On 7/19/07, Gabor Hojtsy gabor@hojtsy.hu wrote:
Frederik 'Freso' S. Olesen wrote:
2007/7/14, Derek Wright drupal@dwwright.net:
[...] That's what I was hoping to hear, since I agree the split approach is better for everyone.
Except that for some language or other, it might make sense to switch order of the paragraphs, take a paragraph out, add another paragraph, or in some other way manipulate with the paragraphs to get the proper meaning. Splitting the string also risks confusion during the translation in the interface. I agree that shorter text blurbs are both easier to translate and easier to get people to translate (not as much work), but might also degrade the final outcome.
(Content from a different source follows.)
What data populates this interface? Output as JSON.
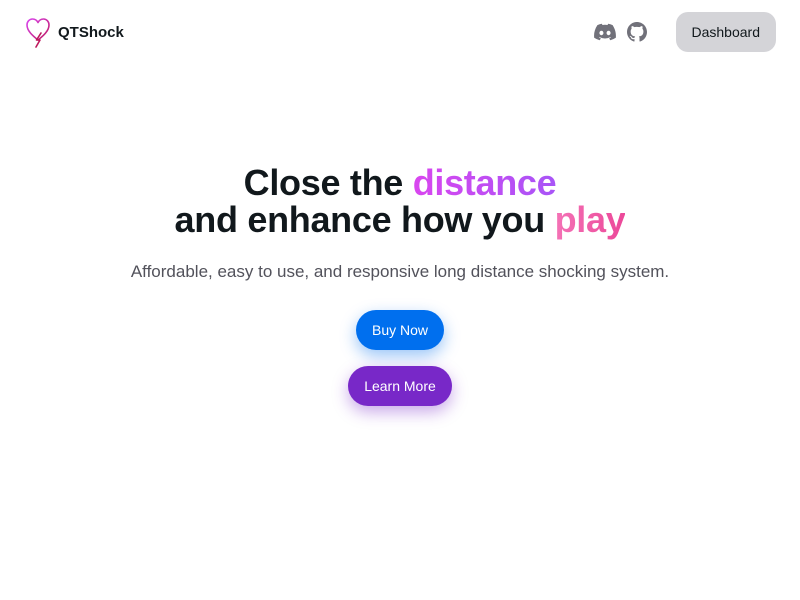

Yes, it is unfortunately not a win-win situation. It seemed to be a good compromise to have one t() per paragraph/list item.
Gabor
It is certainly a compromise. Stretching the idea to an extreme, if we broke everything down to single words, although words are common between many strings and the translator would have to deal with much less strings a serious translation would be obviously impossible -- single words are translated differently in different contexts, have genders, often are part of grammatical structures and idioms etc.
Several times I have needed to abandon a good translation of an English term string to my language and use an awkward one instead, because in English the term happens to be common in two different contexts while in my language it is not and I have to accommodate both cases. And contributed modules join the party later to exacerbate such a problem.
I suspect that in the center of these issues is the gettext system which allows an English string to have only one translation. (Perhaps the lack of context parameters in t() as well. I am not sure about that).
Some time ago, for example, there was an unsolved issue with the month "May", which in English happens to be same as its abbreviation, therefore it can't have an abbreviation different from the name of the month in any other language. Or, a sting as simple as "Active" can have genders (male, female, neutral) depending on what it refers to, but here we have to choose one gender for everything (which wouldn't impress the occasional intellectual visitor of a site).
The rest of the time, a little bigger chunks of text, case sensitivity or even occasional differences in the html markup of a string allow as to hack our way to a better translation.
Does it seems a viable idea for the future to automatically add optional hidden text into the original English strings to identify different context, and then filter it out in the output? At least for common strings which come from a different t()
I am also curious if anyone knows of any project anywhere in the world which one day might enhance or replace the gettext system to address better the issues of the single translation of a source string.